Jildarin looked out along the dock. “Walk this way with me.”

“You’re taking me to Lucky Island? For what?

Romance? It’s not a warm moonlit night, and you’re not.

..” Rylana trailed off when he looked at her again.

“My type,” she finished, though he was handsome.

If he hadn’t been a dragon who was possibly contemplating her death, and she hadn’t been mourning Mav’s loss, she might have been attracted to him.

Jildarin pointed at the silhouette of a rowboat out in the water, the illumination from pools of plankton making it visible on the otherwise dark night. When he strode onto the boardwalk, curiosity rather than wisdom prompted Rylana to follow him.

A few boats and ships dotted the lake to the north, some cargo vessels on their way in from the Troll Gulf River, and others belonging to fishermen who ventured out at night since it was easier to tell where the luminescent fish and eels were lurking after dark.

Many varieties of those were considered delicacies by the Tranquility residents.

To the south of the boardwalk was the marshy end of Lumi Lake where the waters were shallow, and it was easy for ships to become mired.

Once, a ferry had carried people out to Lucky Island, but the city had built the boardwalk to make access easier and also as a barrier to keep ships from venturing into the shallows.

“You are familiar with the name of that outcrop?” Jildarin asked over his shoulder halfway out to the island while pointing at a lump of rocks that rose from the lake between the boardwalk and the last of the docks in the city.

A magically glowing lamp stuck up from the center, making it visible from the distance.

“We call it the Dragonspit,” Rylana said.

“So I recently learned.”

“A lot of ships have wrecked on it over the centuries. That’s why the gnomes put that lamp out there.”

“Humans like to name things they do not like after dragons.”

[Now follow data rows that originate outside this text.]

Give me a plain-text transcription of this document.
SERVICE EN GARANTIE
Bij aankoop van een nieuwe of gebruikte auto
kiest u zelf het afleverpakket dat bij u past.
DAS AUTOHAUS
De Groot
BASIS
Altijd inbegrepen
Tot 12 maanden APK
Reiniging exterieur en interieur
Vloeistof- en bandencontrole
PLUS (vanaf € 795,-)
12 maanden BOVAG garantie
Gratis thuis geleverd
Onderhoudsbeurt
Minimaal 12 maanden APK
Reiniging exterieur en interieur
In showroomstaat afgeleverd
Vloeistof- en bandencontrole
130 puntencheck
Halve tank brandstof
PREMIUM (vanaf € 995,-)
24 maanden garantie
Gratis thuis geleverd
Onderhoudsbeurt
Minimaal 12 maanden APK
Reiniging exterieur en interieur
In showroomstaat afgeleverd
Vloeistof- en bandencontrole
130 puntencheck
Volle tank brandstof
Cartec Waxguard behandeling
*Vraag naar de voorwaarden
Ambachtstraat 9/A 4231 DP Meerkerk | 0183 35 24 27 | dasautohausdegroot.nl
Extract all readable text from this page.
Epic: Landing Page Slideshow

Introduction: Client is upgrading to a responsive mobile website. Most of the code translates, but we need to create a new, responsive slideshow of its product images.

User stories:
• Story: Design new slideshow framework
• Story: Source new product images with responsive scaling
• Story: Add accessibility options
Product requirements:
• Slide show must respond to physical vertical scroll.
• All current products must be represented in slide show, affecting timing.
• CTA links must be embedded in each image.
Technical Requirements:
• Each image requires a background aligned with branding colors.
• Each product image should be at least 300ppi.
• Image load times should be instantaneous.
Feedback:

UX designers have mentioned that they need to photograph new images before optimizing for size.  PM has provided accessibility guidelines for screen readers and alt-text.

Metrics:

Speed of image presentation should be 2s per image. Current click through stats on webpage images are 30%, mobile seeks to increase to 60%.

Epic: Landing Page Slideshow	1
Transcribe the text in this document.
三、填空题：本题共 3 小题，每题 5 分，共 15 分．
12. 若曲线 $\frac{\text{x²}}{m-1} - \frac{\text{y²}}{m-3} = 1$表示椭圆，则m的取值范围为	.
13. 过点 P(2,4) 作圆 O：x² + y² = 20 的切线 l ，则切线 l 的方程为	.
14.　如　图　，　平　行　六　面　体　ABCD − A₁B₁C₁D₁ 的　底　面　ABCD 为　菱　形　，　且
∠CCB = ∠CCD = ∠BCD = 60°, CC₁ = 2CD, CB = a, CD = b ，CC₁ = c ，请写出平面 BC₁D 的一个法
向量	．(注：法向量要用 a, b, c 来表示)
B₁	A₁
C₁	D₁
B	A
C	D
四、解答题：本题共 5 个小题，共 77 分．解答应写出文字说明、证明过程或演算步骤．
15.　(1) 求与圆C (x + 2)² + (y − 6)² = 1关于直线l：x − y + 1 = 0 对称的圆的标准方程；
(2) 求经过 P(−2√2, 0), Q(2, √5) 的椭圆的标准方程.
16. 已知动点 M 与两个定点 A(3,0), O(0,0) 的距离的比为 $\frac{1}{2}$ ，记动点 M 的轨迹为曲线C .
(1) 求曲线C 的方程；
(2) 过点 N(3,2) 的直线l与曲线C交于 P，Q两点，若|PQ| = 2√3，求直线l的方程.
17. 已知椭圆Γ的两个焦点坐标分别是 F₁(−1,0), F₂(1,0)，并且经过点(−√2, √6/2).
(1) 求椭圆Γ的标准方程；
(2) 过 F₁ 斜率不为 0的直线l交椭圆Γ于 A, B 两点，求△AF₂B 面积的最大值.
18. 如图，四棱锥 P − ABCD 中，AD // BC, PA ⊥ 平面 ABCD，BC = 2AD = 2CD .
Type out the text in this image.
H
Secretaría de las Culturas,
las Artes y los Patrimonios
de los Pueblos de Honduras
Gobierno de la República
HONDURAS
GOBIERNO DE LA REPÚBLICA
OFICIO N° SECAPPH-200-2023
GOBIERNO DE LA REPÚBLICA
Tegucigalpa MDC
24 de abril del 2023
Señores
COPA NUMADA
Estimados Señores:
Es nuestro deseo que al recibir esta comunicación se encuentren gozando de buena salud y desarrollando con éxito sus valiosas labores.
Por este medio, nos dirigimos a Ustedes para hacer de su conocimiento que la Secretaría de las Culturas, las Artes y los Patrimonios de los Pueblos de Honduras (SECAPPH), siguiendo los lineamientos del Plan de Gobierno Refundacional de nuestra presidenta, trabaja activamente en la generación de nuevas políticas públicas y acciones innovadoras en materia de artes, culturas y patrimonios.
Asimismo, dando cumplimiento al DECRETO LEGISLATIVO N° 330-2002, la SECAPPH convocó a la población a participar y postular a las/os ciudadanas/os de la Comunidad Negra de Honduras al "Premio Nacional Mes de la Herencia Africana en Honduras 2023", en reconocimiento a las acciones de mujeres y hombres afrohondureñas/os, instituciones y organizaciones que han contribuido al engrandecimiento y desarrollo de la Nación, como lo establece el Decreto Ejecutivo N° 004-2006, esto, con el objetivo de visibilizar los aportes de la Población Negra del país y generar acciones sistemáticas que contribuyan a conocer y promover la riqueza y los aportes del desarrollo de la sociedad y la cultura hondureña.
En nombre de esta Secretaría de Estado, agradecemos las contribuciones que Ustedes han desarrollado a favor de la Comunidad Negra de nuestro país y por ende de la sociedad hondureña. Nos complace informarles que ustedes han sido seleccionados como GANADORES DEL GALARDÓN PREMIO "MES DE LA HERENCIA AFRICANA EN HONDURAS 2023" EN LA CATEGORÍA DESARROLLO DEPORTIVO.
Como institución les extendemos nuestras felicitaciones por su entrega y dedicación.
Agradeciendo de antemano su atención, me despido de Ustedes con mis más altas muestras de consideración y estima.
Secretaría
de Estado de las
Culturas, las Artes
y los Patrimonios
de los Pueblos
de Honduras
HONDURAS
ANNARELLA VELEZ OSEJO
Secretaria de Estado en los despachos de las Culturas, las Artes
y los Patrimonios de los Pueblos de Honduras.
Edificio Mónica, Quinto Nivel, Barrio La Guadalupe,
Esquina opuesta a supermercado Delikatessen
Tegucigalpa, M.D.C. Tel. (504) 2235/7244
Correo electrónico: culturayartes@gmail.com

“They name things that are deadly after dragons.”

They hadn’t reached Lucky Island, but Jildarin stopped and looked into the lake, his hands gripping the railing. Was that rowboat heading in their direction?

“Your kind,” Jildarin said, “see my kind as savage beasts, but we have a culture, a history, a heritage, and we are as educated as your people—often more educated since we live longer lives and have seen much.”

“Are you looking for sympathy? Dragons are incredibly powerful, deadly, and dangerous. You’re nothing like gnomes or goblins that have historically been targeted for slavery because they’re small and can’t as easily put up a fight.”

“I do not seek sympathy,” Jildarin said, a growl in his voice, and turned toward her, “but I do seek to change the opinions of humans, dwarves, and orcs toward dragons. Only the elves, perhaps because we’ve shared the same mountains and forests for eons, understand our kind.

But through my excellent cooking, I will show humans that dragons are a sophisticated species who can perform and appreciate the arts, including culinary arts. ”

Rylana had stopped a few steps back but had to fight the urge to back farther under his dark gaze.

Out here on the dock, they were far from any peacekeepers, and she was well aware of how strong dragons were, even in their shape-shifted forms. While she believed she could win a fight with Vormalt, Jildarin was another matter.

“That sounds like a worthwhile goal,” Rylana said.

Jildarin tilted his head. They’d moved far from the lampposts at the entrance to the boardwalk, and the glowing fish that flitted past below didn’t illuminate the air above the water, so she couldn’t see his face well. She did, however, sense that his expression was less hostile.

“Not many humans have said that. When I came to open the diner as a way to show off my art, a newspaper proclaimed that the food was doubtless poisoned, being distributed by a dragon bitter due to losses during the war.”

“You’d think Tranquility would be open to a dragon chef. The whole background of the city is that it’s the only place in the world where all the intelligent species can live and intermingle and have peaceful relationships with each other. Those who don’t want that… aren’t supposed to live here.”